PublicidadePedro I, quando reuniu a assembleia constituinte que viria a elaborar a primeira Constituição nacional, afirmou: “Que os senhores façam uma Constituição digna do Brasil e de mim.” Não surpreende, portanto, que ele não tenha ficado satisfeito com o texto, tendo dissolvido aquela assembleia. Conta a história que um dos deputados, Antonio Carlos de Andrada, irmão de José Bonifácio, ao deixar o parlamento, satiricamente curvou-se diante de um canhão, tirando o chapéu e dizendo: “Saúdo Sua Majestade, Dom Pedro I”. O Imperador só ficaria contente quando impôs uma Constituição que impunha o seu projeto político ao País. Misturava-se, na origem nacional, um suposto projeto de “liberdade” (afinal, independência é a libertação de alguma dependência) com o elemento iliberal do autoritarismo revestido de paternalismo monárquico. Outro aspecto do Brasil profundo, que comentamos na última edição do Farol.
Nossa Independência foi “tutelada” por um líder que na verdade buscava mediações e afirmações perante o poder do qual se libertava (a Coroa portuguesa). Não foi só na proclamação da República que o povo esteve completamente alienado de um processo macropolítico. Não é à toa, portanto, que a data esteja sendo praticamente ignorada pelos poderes públicos, quanto mais pela população em geral.

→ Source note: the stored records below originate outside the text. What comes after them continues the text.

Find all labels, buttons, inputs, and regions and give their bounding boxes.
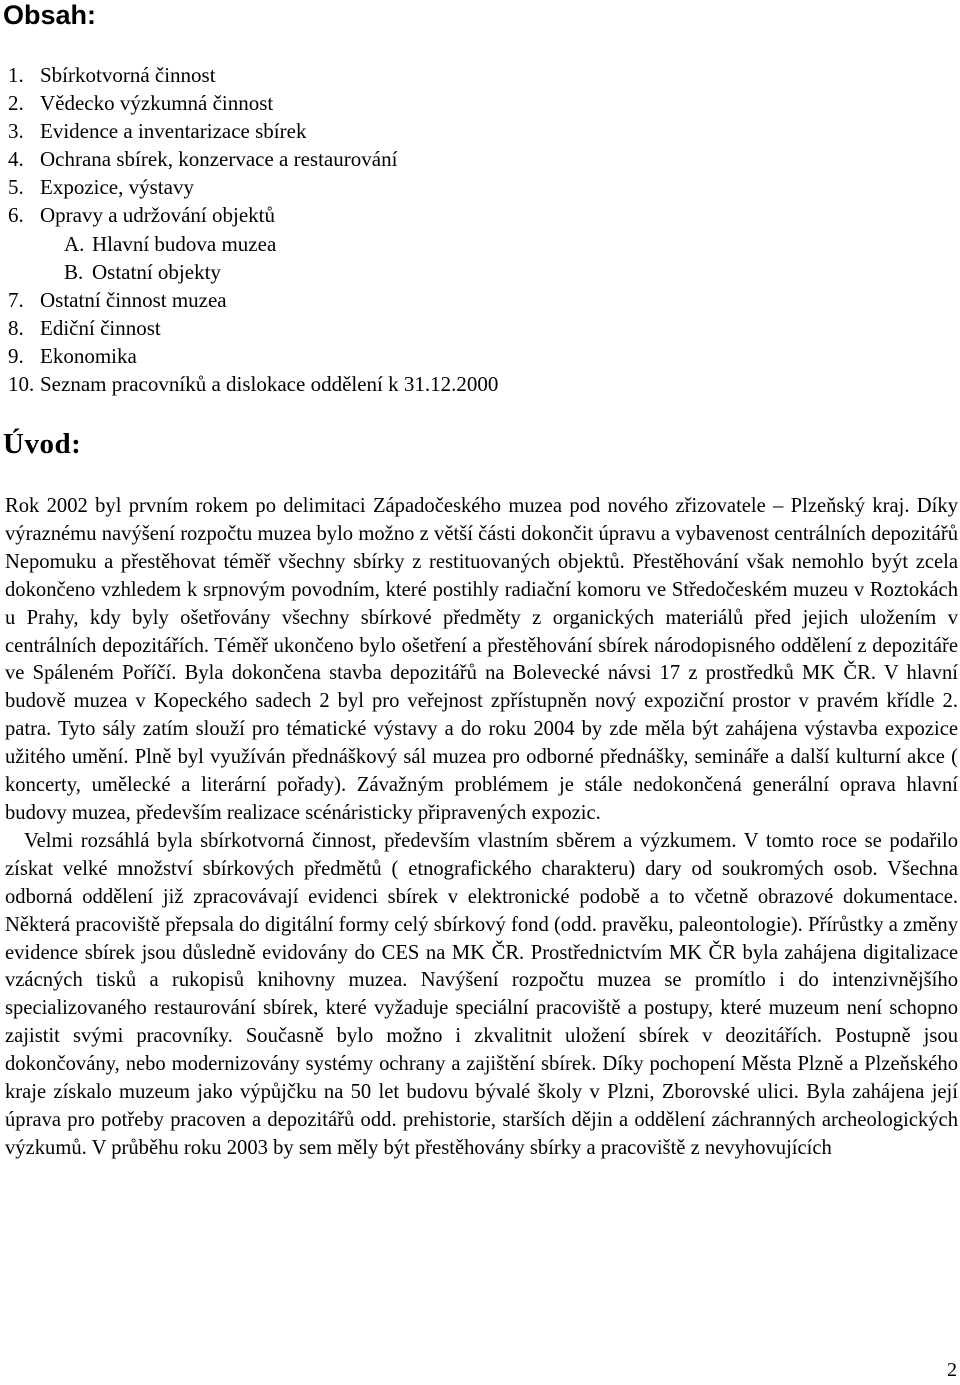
- toc-item-text: Evidence a inventarizace sbírek: [40, 119, 307, 144]
- toc-item-number: 6.: [8, 203, 24, 228]
- toc-subitem-text: Ostatní objekty: [92, 259, 221, 284]
- toc-item-number: 1.: [8, 63, 24, 87]
- toc-item-text: Vědecko výzkumná činnost: [40, 91, 274, 116]
- toc-item-number: 9.: [8, 343, 24, 368]
- toc-subitem-letter: B.: [64, 259, 84, 284]
- toc-subitem-letter: A.: [64, 231, 85, 256]
- toc-item-number: 8.: [8, 315, 24, 340]
- toc-item-number: 10.: [8, 372, 35, 397]
- toc-item-text: Opravy a udržování objektů: [40, 203, 276, 228]
- toc-subitem-text: Hlavní budova muzea: [92, 231, 277, 256]
- intro-paragraph: Rok 2002 byl prvním rokem po delimitaci Západočeského muzea pod nového zřizovatele – Plzeňský kraj. Díky výraznému navýšení rozpočtu muzea bylo možno z větší části dokončit úpravu a vybavenost centrálních depozitářů Nepomuku a přestěhovat téměř všechny sbírky z restituovaných objektů. Přestěhování však nemohlo byýt zcela dokončeno vzhledem k srpnovým povodním, které postihly radiační komoru ve Středočeském muzeu v Roztokách u Prahy, kdy byly ošetřovány všechny sbírkové předměty z organických materiálů před jejich uložením v centrálních depozitářích. Téměř ukončeno bylo ošetření a přestěhování sbírek národopisného oddělení z depozitáře ve Spáleném Poříčí. Byla dokončena stavba depozitářů na Bolevecké návsi 17 z prostředků MK ČR. V hlavní budově muzea v Kopeckého sadech 2 byl pro veřejnost zpřístupněn nový expoziční prostor v pravém křídle 2. patra. Tyto sály zatím slouží pro tématické výstavy a do roku 2004 by zde měla být zahájena výstavba expozice užitého umění. Plně byl využíván přednáškový sál muzea pro odborné přednášky, semináře a další kulturní akce ( koncerty, umělecké a literární pořady). Závažným problémem je stále nedokončená generální oprava hlavní budovy muzea, především realizace scénáristicky připravených expozic.: [5, 495, 958, 824]
- toc-item-text: Ekonomika: [40, 343, 137, 368]
- toc-item-text: Ochrana sbírek, konzervace a restaurování: [40, 147, 398, 172]
- toc-item-text: Expozice, výstavy: [40, 175, 194, 200]
- toc-item-number: 2.: [8, 91, 24, 116]
- toc-item-text: Ostatní činnost muzea: [40, 287, 227, 312]
- toc-item-text: Ediční činnost: [40, 315, 161, 340]
- contents-heading: Obsah:: [3, 0, 97, 30]
- toc-item-text: Seznam pracovníků a dislokace oddělení k 31.12.2000: [40, 372, 499, 397]
- toc-item-number: 4.: [8, 147, 24, 172]
- intro-heading: Úvod:: [3, 428, 82, 460]
- toc-item-number: 3.: [8, 119, 24, 144]
- intro-body: [5, 493, 958, 1163]
- page-number: 2: [947, 1359, 957, 1381]
- intro-paragraph: Velmi rozsáhlá byla sbírkotvorná činnost, především vlastním sběrem a výzkumem. V tomto roce se podařilo získat velké množství sbírkových předmětů ( etnografického charakteru) dary od soukromých osob. Všechna odborná oddělení již zpracovávají evidenci sbírek v elektronické podobě a to včetně obrazové dokumentace. Některá pracoviště přepsala do digitální formy celý sbírkový fond (odd. pravěku, paleontologie). Přírůstky a změny evidence sbírek jsou důsledně evidovány do CES na MK ČR. Prostřednictvím MK ČR byla zahájena digitalizace vzácných tisků a rukopisů knihovny muzea. Navýšení rozpočtu muzea se promítlo i do intenzivnějšího specializovaného restaurování sbírek, které vyžaduje speciální pracoviště a postupy, které muzeum není schopno zajistit svými pracovníky. Současně bylo možno i zkvalitnit uložení sbírek v deozitářích. Postupně jsou dokončovány, nebo modernizovány systémy ochrany a zajištění sbírek. Díky pochopení Města Plzně a Plzeňského kraje získalo muzeum jako výpůjčku na 50 let budovu bývalé školy v Plzni, Zborovské ulici. Byla zahájena její úprava pro potřeby pracoven a depozitářů odd. prehistorie, starších dějin a oddělení záchranných archeologických výzkumů. V průběhu roku 2003 by sem měly být přestěhovány sbírky a pracoviště z nevyhovujících: [5, 829, 958, 1159]
- toc-item-number: 7.: [8, 287, 24, 312]
- toc-item-text: Sbírkotvorná činnost: [40, 63, 216, 87]
- toc-item-number: 5.: [8, 175, 24, 200]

Curiosidade: a fabricação do Dia do Fico
Como em outros momentos da história, o famoso Dia do Fico, segundo indícios, também foi fabricado. Declaração original: Convencido de que a presença de minha pessoa no Brasil interessa ao bem de toda a nação portuguesa, e conhecido que a vontade de algumas províncias assim o requer. Demorarei a minha saída até que as cortes e o meu Augusto Pai e Senhor deliberem a este respeito, com perfeito conhecimento das circunstâncias que têm ocorrido. Declaração editada por Frei Francisco Sampaio, do Convento de Santo Antonio: Como é para o bem de todos e felicidade geral da nação, estou pronto: diga ao povo que fico! Fonte: @laurentinogomes |
Instituições importam
Apenas quarenta e seis anos separam a Independência nacional da norteamericana. O desenvolvimento institucional em cada país, entretanto, deu-se de modo muito diferenciado. A começar dos arranjos para a divisão e supervisão dos poderes (que no Brasil monárquico eram quatro, com o Imperador podendo prevalecer sobre os demais), passando pelos sistemas de representação e os métodos de composição dos diversos interesses e, finalmente, pela compreensão legal e doutrinária do que significa a cidadania. Esse conjunto de fatores interagem para produzir resultados diferenciados, de acordo com a especificidade do arcabouço institucional – uma tônica do Farol: instituições importam.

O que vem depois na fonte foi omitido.